ERIO - Ripeto che si conserva molto bene.
GIUSEPPINA - Ma scusi, lei chi è?
ERIO - Uno che pure viveva allora nei sogni, nelle promesse della
giovinezza.
GIUSEPPINA - Ma che faceva qui?
ERIO - Potrebbe ricordarlo. Sforzi un po' la memoria.
GIUSEPPINA - (dopo di essere stata un po' raccolta) No, non
ricordo. Me lo dica. La prego.
ERIO - Ecco. La guardia alle porte d'Italia, con molta modestia,
ma con forti propositi, con grandi speranze.
GIUSEPPINA - La guardia? Spetti, spetti (come svegliandosi) Ah!
Ora ricordo: il Bimbo.
ERIO - Ha visto? Sì il Bimbo.
GIUSEPPINA - Oh, caro Signor, chi poteva pensare di rivederla
dopo tanto tempo e tanti eventi? E quell'infortunio alla gamba?
ERIO - Ne guarii e guarito continuai a guardare alla luminosa
meta, raggiunta dopo tante ansie e tante fatiche.
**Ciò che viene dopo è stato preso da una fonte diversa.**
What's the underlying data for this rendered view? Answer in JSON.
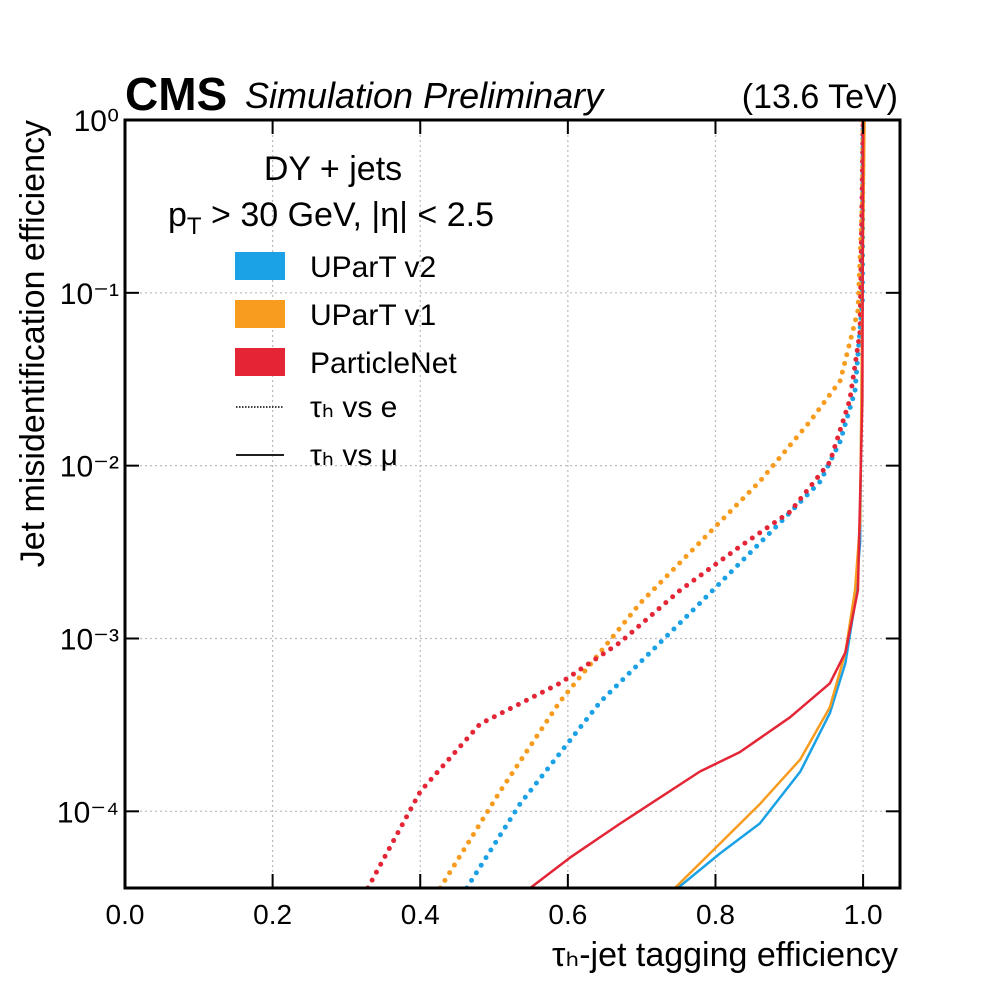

GIUSEPPINA - Congratulazioni. Ne sarà stato soddisfatto, o
meglio, felice.
ERIO - Senza dubbio, poiché la vittoria mi ebbe a confermare
quanto può il valore della volontà, con esempi positivi. Ed
oggi sono più che convinto che ognuno si fabbrichi da sé, con
le proprie mani, buono o cattivo, il proprio destino.
GIUSEPPINA - E godrà, senza dubbio, di queste sue vittorie.
ERIO - Relativamente, poiché, cara Giuseppina, e mi perdoni se
la chiamo a nome, tutto è relativo a questo mondo. Si va, si
cammina, si corre anche e quando si crede di essere arrivati,
quando si vuol sostare sulle posizioni raggiunte, si avverte
ancora un vuoto nelle aspirazioni, e direi meglio, nelle
ambizioni. E si riprende, un po' deluso, il cammino. Intanto il
tempo cammina pure lui su quella via che conduce ad altre
conquiste, sì, ma conduce anche al declino degli anni. Allora
avviene, su questa cruda realtà, il risveglio, rimpiangendo il
tempo in cui si viveva soltanto di sogni, perché in quel tempo
vi era la giovinezza. Veda, Giuseppina, nonostante le conquiste
fatte, anche notevoli, vorrei tornare a quel tempo vissuto qui ad
Oria, sperduto nel buio, ma con l'aurora nell'anima fresca di
colori e di melodie.
GIUSEPPINA - Non so che cosa dirle, caro il mio Bimbo. Certo
bella cosa sarebbe se si potesse vivere sempre di sogni e di
giovinezza. (Guardando verso l'ingresso). Ecco che viene Tino,
mio fratello, già suo amico.
ERIO - Vivendo degli stessi ideali.
GIUSEPPINA - Ideali per mio fratello senza arditi voli.
SCENA SECONDA
GIUSEPPINA - (al fratello quando giunge, mentre Erio si alza).
Una lieta sorpresa. E' in visita qui ad Oria un tuo amico.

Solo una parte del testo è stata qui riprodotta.